After a decent first quarter – when U.S. stock markets rose between 3.6-8.9% and many mutual funds showed strong returns, the markets and plenty of funds are back in the red in the second quarter through June 24, according to Lipper’s preliminary data.
The bright spots are precious-metal funds and some bear/leveraged products.
Some of the worst-performing fund categories, Lipper says, are those focused on Europe. This fund group fell 11.6% from March 31 to June 24 and is down close to 11.5% year to date.
Large-cap growth funds have declined 8.2% in the second quarter; they’re down 4.3% for the year.
Precious-metal funds, though, are up close to 12% for the quarter and nearly 13% for the year through June 24.

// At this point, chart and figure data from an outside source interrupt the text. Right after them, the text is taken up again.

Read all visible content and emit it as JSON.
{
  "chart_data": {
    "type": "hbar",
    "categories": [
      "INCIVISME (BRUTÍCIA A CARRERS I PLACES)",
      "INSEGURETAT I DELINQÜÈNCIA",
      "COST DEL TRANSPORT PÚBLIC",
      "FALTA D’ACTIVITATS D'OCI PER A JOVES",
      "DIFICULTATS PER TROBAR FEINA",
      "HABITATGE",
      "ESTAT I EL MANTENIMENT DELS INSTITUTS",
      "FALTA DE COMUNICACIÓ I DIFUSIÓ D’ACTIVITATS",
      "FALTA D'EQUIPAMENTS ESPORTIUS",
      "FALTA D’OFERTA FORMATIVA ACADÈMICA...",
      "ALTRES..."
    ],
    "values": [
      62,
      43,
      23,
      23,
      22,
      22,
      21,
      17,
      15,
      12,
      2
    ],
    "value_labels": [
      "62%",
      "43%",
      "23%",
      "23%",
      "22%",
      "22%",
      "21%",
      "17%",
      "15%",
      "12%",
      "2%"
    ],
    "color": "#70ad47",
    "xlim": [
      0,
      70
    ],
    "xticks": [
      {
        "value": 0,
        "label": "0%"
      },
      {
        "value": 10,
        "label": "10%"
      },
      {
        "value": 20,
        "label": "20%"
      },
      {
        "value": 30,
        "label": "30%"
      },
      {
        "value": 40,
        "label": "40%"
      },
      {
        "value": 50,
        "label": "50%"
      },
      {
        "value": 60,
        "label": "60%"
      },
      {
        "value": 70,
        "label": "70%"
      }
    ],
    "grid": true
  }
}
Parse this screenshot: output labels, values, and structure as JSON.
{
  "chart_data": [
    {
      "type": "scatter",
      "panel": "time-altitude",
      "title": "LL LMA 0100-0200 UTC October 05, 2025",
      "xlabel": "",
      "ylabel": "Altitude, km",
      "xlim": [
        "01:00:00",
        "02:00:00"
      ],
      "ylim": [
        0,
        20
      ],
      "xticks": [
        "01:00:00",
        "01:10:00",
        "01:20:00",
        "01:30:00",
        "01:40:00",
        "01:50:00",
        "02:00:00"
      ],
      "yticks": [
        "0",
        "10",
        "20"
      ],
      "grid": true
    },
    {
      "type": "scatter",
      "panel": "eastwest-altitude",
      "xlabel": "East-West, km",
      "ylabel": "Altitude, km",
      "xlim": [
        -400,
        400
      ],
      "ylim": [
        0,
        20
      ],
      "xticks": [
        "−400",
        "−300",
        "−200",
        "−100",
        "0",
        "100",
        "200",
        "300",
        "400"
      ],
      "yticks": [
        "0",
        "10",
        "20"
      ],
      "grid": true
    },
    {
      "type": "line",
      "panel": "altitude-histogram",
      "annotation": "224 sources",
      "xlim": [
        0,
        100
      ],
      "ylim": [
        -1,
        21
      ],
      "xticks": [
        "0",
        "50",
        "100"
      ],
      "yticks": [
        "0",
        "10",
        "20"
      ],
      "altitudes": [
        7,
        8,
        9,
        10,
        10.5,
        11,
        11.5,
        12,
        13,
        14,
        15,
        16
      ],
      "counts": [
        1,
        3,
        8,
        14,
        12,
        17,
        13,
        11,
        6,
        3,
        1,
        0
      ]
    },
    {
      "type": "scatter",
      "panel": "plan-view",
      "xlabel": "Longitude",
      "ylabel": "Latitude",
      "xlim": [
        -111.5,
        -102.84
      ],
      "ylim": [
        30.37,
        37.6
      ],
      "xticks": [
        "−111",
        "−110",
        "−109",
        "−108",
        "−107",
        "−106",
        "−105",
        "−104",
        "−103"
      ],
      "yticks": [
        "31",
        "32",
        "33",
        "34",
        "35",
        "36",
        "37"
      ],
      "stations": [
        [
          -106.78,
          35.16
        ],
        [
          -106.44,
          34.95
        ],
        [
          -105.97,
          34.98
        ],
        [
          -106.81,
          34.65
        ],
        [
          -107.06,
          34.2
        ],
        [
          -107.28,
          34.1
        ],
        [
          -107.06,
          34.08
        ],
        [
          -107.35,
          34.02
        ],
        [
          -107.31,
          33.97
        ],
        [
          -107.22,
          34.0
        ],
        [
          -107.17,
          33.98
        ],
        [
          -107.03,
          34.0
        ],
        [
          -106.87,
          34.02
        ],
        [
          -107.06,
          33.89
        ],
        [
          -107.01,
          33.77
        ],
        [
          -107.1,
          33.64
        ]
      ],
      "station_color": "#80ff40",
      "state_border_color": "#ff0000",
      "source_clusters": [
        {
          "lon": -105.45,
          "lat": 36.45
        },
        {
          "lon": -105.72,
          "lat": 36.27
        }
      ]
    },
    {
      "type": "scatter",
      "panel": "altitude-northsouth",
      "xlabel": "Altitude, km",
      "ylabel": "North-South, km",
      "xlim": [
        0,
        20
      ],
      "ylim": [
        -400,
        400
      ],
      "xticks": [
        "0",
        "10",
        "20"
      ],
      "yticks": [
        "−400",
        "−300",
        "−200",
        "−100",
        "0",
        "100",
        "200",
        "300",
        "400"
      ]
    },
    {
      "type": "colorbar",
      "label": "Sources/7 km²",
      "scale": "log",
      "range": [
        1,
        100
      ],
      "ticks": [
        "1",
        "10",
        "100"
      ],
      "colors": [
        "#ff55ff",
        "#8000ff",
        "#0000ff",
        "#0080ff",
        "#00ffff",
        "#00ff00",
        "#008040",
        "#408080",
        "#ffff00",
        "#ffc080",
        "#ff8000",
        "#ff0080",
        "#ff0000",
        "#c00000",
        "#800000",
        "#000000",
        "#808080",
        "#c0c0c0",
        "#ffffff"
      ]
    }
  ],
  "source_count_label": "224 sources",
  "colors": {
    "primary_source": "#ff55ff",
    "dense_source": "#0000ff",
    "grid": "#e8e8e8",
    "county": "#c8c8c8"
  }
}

Income-focused funds dropped 1.7% in the second quarter, but are up 1.1% year to date.
In terms of some of the largest funds and their performance, the PIMCO Total Return Fund is up 2.1% in Q2 and about 5.2% for the first half.
On the down side, American Funds Growth is off 8.2% for the quarter and 4.4% for the year, while Dodge & Cox International Stock has declined 10.3% and 7% for these periods respectively.
The Fidelity Contrafund fell 4.6% from March 31 through June 24 and is down 1.1% for the first half of 2010, according to Lipper data.
On the plus side, funds like the iPath ETN S&P500 VIX, tracking volatility, rose 32% in the second quarter, while the Direxion Monthly Developed Market Bear 2X improved roughly 23%.
As for fixed income, bonds rated AAA are up 2.5% for the quarter and 4.9% for the year, while those with a BBB rating moved up 1.9% and 5.2% in the same periods.
High-current yield products are off 0.4% for Q2 but are up 4.2% for the first half of the year.
In the first quarter of 2010, U.S. diversified equity funds grew 5.55 percent, while world equity funds bumped up 1.7 percent. Mixed equity funds rose 2.43 percent, narrowly beating out world income funds at 2.36 percent.